1. Everyone has strong opinions about support raising
Your father, sister, spouse, uncle, pastor, best friend, worst friend, employer, work-out buddy, Christian, non-Christian, mission-agency leader, current support raiser, former support raiser…the list goes on. EVERY person you talk with will have strongly-held thoughts (and feelings!) about this hot topic. The problem is: virtually NO ONE has ever done the hard work of objectively, inductively, and thoroughly studying the Word of God on the subject! Instead, these self-proclaimed experts rely exclusively upon their own fears and perceptions as they offer up their carefully-crafted “wisdom” to you. Never exchange truth for opinion.

2. Don’t devise your support raising philosophy around not offending someone
I am totally mystified how a person can arrange their entire fundraising attitude and approach around the remote possibility that some un-named person out there might get upset about being asked for money. As a result, these “fear-based” support raisers construct their defense mechanisms by misinterpreting or misapplying Scripture, exalting George Muller as their fundraising model, or concoct all kinds of group events, email-blasts, anything(!) to sidestep a simple face to face ask with a human being.

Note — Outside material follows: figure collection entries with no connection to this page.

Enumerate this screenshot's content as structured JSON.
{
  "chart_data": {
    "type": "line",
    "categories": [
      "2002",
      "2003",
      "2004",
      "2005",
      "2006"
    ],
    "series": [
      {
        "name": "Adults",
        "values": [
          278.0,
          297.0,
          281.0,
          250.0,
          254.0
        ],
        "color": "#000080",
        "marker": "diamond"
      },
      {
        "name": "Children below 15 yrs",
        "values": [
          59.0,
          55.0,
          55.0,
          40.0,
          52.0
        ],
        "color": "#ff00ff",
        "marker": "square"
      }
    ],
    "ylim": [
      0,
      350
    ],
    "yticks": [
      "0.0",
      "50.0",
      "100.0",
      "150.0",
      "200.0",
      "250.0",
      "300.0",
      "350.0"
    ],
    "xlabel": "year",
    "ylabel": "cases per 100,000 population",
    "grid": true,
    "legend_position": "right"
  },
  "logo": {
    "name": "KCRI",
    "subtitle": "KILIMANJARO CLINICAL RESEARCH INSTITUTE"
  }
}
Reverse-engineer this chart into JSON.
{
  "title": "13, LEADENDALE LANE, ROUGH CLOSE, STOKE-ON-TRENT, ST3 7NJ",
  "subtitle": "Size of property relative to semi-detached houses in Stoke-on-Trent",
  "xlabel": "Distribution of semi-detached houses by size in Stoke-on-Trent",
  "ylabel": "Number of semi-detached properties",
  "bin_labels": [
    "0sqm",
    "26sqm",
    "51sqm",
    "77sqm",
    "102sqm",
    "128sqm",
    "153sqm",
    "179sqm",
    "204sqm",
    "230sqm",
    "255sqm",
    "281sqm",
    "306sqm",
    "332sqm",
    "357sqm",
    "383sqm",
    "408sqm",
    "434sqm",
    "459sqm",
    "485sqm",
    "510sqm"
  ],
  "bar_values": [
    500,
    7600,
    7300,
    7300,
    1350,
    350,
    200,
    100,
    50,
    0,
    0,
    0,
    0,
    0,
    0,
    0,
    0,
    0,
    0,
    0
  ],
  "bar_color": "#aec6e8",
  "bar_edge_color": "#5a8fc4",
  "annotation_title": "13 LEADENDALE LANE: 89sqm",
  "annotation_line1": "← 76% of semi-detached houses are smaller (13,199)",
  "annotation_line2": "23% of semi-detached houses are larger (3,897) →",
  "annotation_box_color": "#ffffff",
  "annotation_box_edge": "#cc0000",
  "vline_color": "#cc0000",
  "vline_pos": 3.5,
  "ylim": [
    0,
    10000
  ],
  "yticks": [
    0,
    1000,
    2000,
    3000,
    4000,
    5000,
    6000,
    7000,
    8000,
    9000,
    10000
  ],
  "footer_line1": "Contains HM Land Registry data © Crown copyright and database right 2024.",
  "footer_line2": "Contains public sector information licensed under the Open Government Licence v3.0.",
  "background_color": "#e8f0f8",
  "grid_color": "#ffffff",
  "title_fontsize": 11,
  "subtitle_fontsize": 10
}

3. You will lose a friend during your support raising
Write it down. Count on it. It is absolutely inescapable that you will run into a person or two in your support raising travels who is offended by what you’re doing. Similar to how the gospel divides people…so does support raising. As kind and sensitive as you are, there still will be someone who doesn’t want to be your friend any more after you’ve called or met with them. But let’s be honest: if they reject you for that, were they really your friend in the first place? Whadyathink? Can you proceed knowing one of your “friends” is going to avoid (and maybe badmouth) you the rest of your life because of their shallow and unbiblical view of ministry, support raising… and friendship?!

You will lose a friend in support raising. Write it down.
Count on it.

4. Boldly tap into the “Lost Touch” file of contacts
I estimate the average number of people you’ve known/met during your lifetime is about 1,000, yet you stay in touch with only about 60. So, what if you do go back and try to contact with some (or all!) of the 940 you’ve lost contact with and someone hangs up on you, claiming you’re only calling ‘cuz you want money? Come on, what have you really lost? Absolutely nothing! They simply go back into the “lost touch” file where they have been for 20 years already. No need to get depressed and hide under the covers for three days!

5.  Never allow the “No’s” to block you from the “Yes’s”
Check them off: a) You now are choosing to cling to the truth (vs. opinions). b) You have accepted into your psyche you will offend someone/lose a “friend” during your support raising. c) You’re willing to go back and seek to re-connect with anyone or everyone from your past. d) Finally, you have resolved in your heart it is “ok” if someone says no to your support request. Friend, I don’t know how many “no’s” you will experience to get  you to each “yes”, but keep this mind every day/call/appointment:

God has not given us a spirit of fear,
but of power, love and discipline (2 Timothy 1:7).